4. auth_plugin=’mysql_native_password’: this argument is specified to avoid authentication error.
This creates an object of MySQL.connector.connection
Viewing data from Database
We use the cursor method to create a cursor object which is used to execute statements to communicate with MySQL databases.
The following code is written in the text editor.
crs = db.cursor() crs.execute(“select * from players limit 10”) result = crs.fetchall()
1. crs is the name of my cursor object.
2. execute() accepts SQL queries as a parameter and executes the given query.
3. The result variable stores the result set of fetchall() method.
4. fetchall() method returns the result set of the query in the form of tuples.
5. pprint() prints the output in a more formatted and readable way. [You can import pprint with: from pprint import pprint]
Save and run the file through the command prompt. The output will look as follows:
Write the following code in the text editor:
cmd=”create table contacts(Name Varchar(255),PhoneNo int(12))” print(cmd) crs.execute(cmd)
Note that we execute all queries on the cursor object.

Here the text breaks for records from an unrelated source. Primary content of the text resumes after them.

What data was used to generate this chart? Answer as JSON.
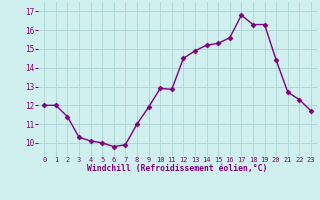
{
  "x": [
    0,
    1,
    2,
    3,
    4,
    5,
    6,
    7,
    8,
    9,
    10,
    11,
    12,
    13,
    14,
    15,
    16,
    17,
    18,
    19,
    20,
    21,
    22,
    23
  ],
  "y": [
    12.0,
    12.0,
    11.4,
    10.3,
    10.1,
    10.0,
    9.8,
    9.9,
    11.0,
    11.9,
    12.9,
    12.85,
    14.5,
    14.9,
    15.2,
    15.3,
    15.6,
    16.8,
    16.3,
    16.3,
    14.4,
    12.7,
    12.3,
    11.7
  ],
  "line_color": "#800080",
  "marker": "D",
  "marker_size": 2.5,
  "bg_color": "#d0f0f0",
  "grid_color": "#b0d8d8",
  "xlabel": "Windchill (Refroidissement éolien,°C)",
  "xlabel_color": "#800080",
  "tick_color": "#800080",
  "ylim": [
    9.3,
    17.5
  ],
  "xlim": [
    -0.5,
    23.5
  ],
  "yticks": [
    10,
    11,
    12,
    13,
    14,
    15,
    16,
    17
  ],
  "xticks": [
    0,
    1,
    2,
    3,
    4,
    5,
    6,
    7,
    8,
    9,
    10,
    11,
    12,
    13,
    14,
    15,
    16,
    17,
    18,
    19,
    20,
    21,
    22,
    23
  ],
  "figsize": [
    3.2,
    2.0
  ],
  "dpi": 100
}
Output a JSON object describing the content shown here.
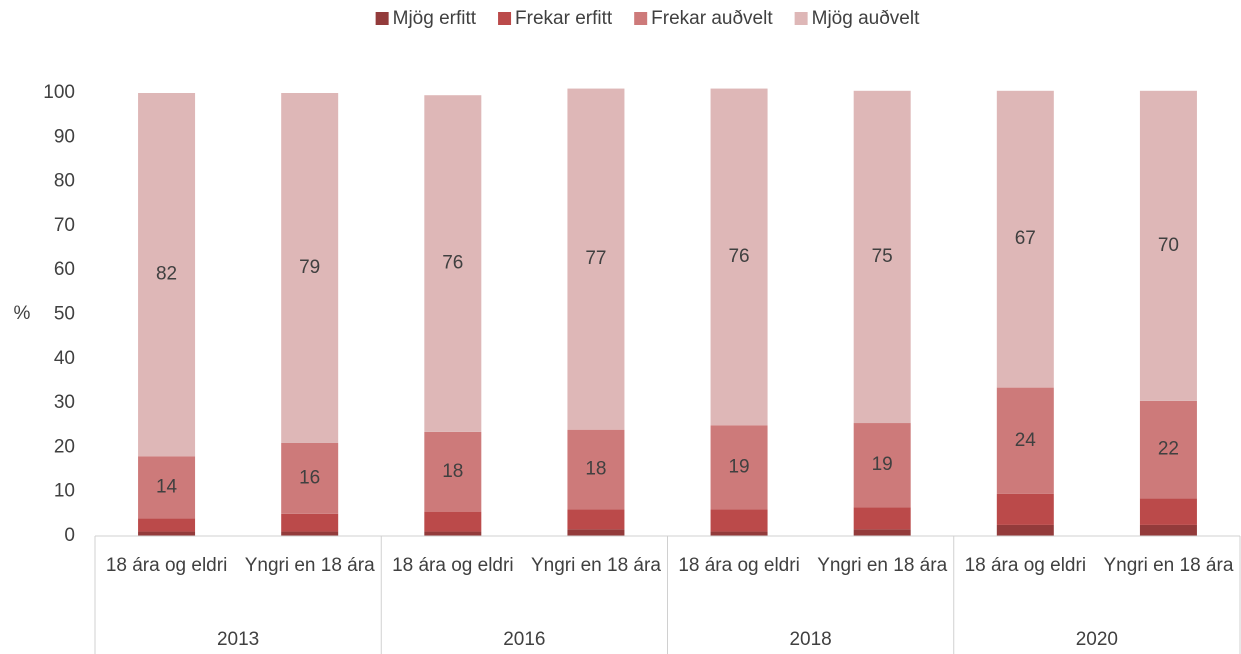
{
  "chart_data": {
    "type": "stacked_bar",
    "ylabel": "%",
    "groups": [
      "2013",
      "2016",
      "2018",
      "2020"
    ],
    "categories": [
      "18 ára og eldri",
      "Yngri en 18 ára",
      "18 ára og eldri",
      "Yngri en 18 ára",
      "18 ára og eldri",
      "Yngri en 18 ára",
      "18 ára og eldri",
      "Yngri en 18 ára"
    ],
    "series": [
      {
        "name": "Mjög erfitt",
        "color": "#933b3b",
        "show_labels": false,
        "values": [
          1,
          1,
          1,
          1.5,
          1,
          1.5,
          2.5,
          2.5
        ]
      },
      {
        "name": "Frekar erfitt",
        "color": "#bb4a4a",
        "show_labels": false,
        "values": [
          3,
          4,
          4.5,
          4.5,
          5,
          5,
          7,
          6
        ]
      },
      {
        "name": "Frekar auðvelt",
        "color": "#cd7a7a",
        "show_labels": true,
        "values": [
          14,
          16,
          18,
          18,
          19,
          19,
          24,
          22
        ]
      },
      {
        "name": "Mjög auðvelt",
        "color": "#deb7b7",
        "show_labels": true,
        "values": [
          82,
          79,
          76,
          77,
          76,
          75,
          67,
          70
        ]
      }
    ],
    "ylim": [
      0,
      100
    ],
    "yticks": [
      0,
      10,
      20,
      30,
      40,
      50,
      60,
      70,
      80,
      90,
      100
    ],
    "grid": false,
    "legend": "top"
  }
}
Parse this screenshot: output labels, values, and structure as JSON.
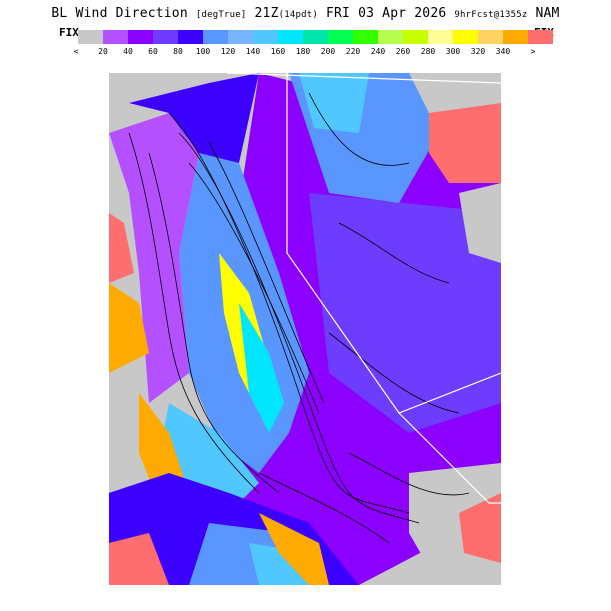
{
  "header": {
    "title_left": "BL Wind Direction",
    "title_units": "[degTrue]",
    "title_time": "21Z",
    "title_local": "(14pdt)",
    "title_date": "FRI 03 Apr 2026",
    "title_fcst": "9hrFcst@1355z",
    "title_model": "NAM"
  },
  "legend": {
    "fix_left": "FIX",
    "fix_right": "FIX",
    "below_symbol": "<",
    "above_symbol": ">",
    "colors": [
      "#c8c8c8",
      "#b450ff",
      "#8c00ff",
      "#6e3cff",
      "#3c00ff",
      "#5a96ff",
      "#78b4ff",
      "#50c8ff",
      "#00e6ff",
      "#00e6aa",
      "#00ff50",
      "#32ff00",
      "#b4ff50",
      "#c8ff00",
      "#ffff96",
      "#ffff00",
      "#ffd264",
      "#ffaa00",
      "#ff6e6e"
    ],
    "ticks": [
      "20",
      "40",
      "60",
      "80",
      "100",
      "120",
      "140",
      "160",
      "180",
      "200",
      "220",
      "240",
      "260",
      "280",
      "300",
      "320",
      "340"
    ]
  },
  "map": {
    "name": "wind-direction-map",
    "colors": {
      "gray": "#c8c8c8",
      "violet": "#b450ff",
      "purple": "#8c00ff",
      "indigo": "#3c00ff",
      "blue": "#5a96ff",
      "sky": "#50c8ff",
      "cyan": "#00e6ff",
      "teal": "#00e6aa",
      "yellow": "#ffff00",
      "orange": "#ffaa00",
      "salmon": "#ff6e6e"
    }
  }
}
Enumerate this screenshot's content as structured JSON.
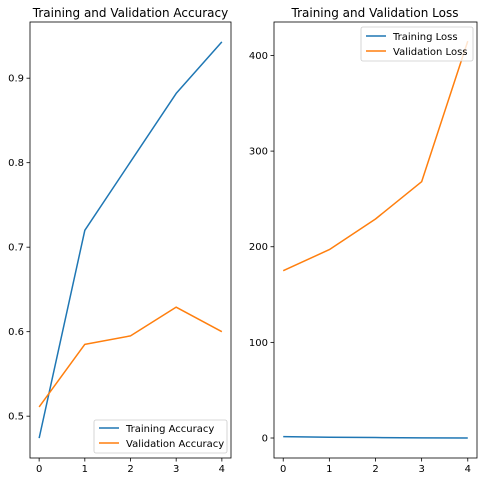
{
  "chart_data": [
    {
      "type": "line",
      "title": "Training and Validation Accuracy",
      "xlabel": "",
      "ylabel": "",
      "x": [
        0,
        1,
        2,
        3,
        4
      ],
      "xlim": [
        -0.2,
        4.2
      ],
      "ylim": [
        0.4505,
        0.9665
      ],
      "x_ticks": [
        "0",
        "1",
        "2",
        "3",
        "4"
      ],
      "y_ticks": [
        "0.5",
        "0.6",
        "0.7",
        "0.8",
        "0.9"
      ],
      "series": [
        {
          "name": "Training Accuracy",
          "color": "#1f77b4",
          "values": [
            0.474,
            0.72,
            0.801,
            0.882,
            0.943
          ]
        },
        {
          "name": "Validation Accuracy",
          "color": "#ff7f0e",
          "values": [
            0.511,
            0.585,
            0.595,
            0.629,
            0.6
          ]
        }
      ],
      "legend_position": "lower-right",
      "grid": false
    },
    {
      "type": "line",
      "title": "Training and Validation Loss",
      "xlabel": "",
      "ylabel": "",
      "x": [
        0,
        1,
        2,
        3,
        4
      ],
      "xlim": [
        -0.2,
        4.2
      ],
      "ylim": [
        -20.9,
        435.0
      ],
      "x_ticks": [
        "0",
        "1",
        "2",
        "3",
        "4"
      ],
      "y_ticks": [
        "0",
        "100",
        "200",
        "300",
        "400"
      ],
      "series": [
        {
          "name": "Training Loss",
          "color": "#1f77b4",
          "values": [
            1.5,
            0.8,
            0.5,
            0.2,
            0.0
          ]
        },
        {
          "name": "Validation Loss",
          "color": "#ff7f0e",
          "values": [
            175,
            197,
            229,
            268,
            415
          ]
        }
      ],
      "legend_position": "upper-right",
      "grid": false
    }
  ]
}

Save and run the file on the command prompt. This will create a table named ‘contacts’ in your database. You can check the same using your sql command line.
The code for the insert command looks like:
insert_command= “insert into contacts(Name,PhoneNo) values(%s,%s)” values=(“Sejal”,987654321)
Here, db.commit() is required to be executed every time we make changes to the database. This method is used to ensure that changes in the database are consistent.
Run the file and you will be able to see that data has been added to your table. You can verify this using SQL command line.
The code for the searching records looks like:
crs.execute(“select Name from players where Nationality=’United States’”) result = crs.fetchall()
Here, we are trying to look for names of players whose Nationality is the United States.
The output will look as follows:
The code for deleting records looks like:
crs.execute(“delete from contacts”) db.commit()
Remember, we use db.commit() to ensure that changes are reflected in the database.
After the file is run, you can see that the records have been deleted from the database.
Hope you learned something in a relatively easier way how to manipulate SQL in Python!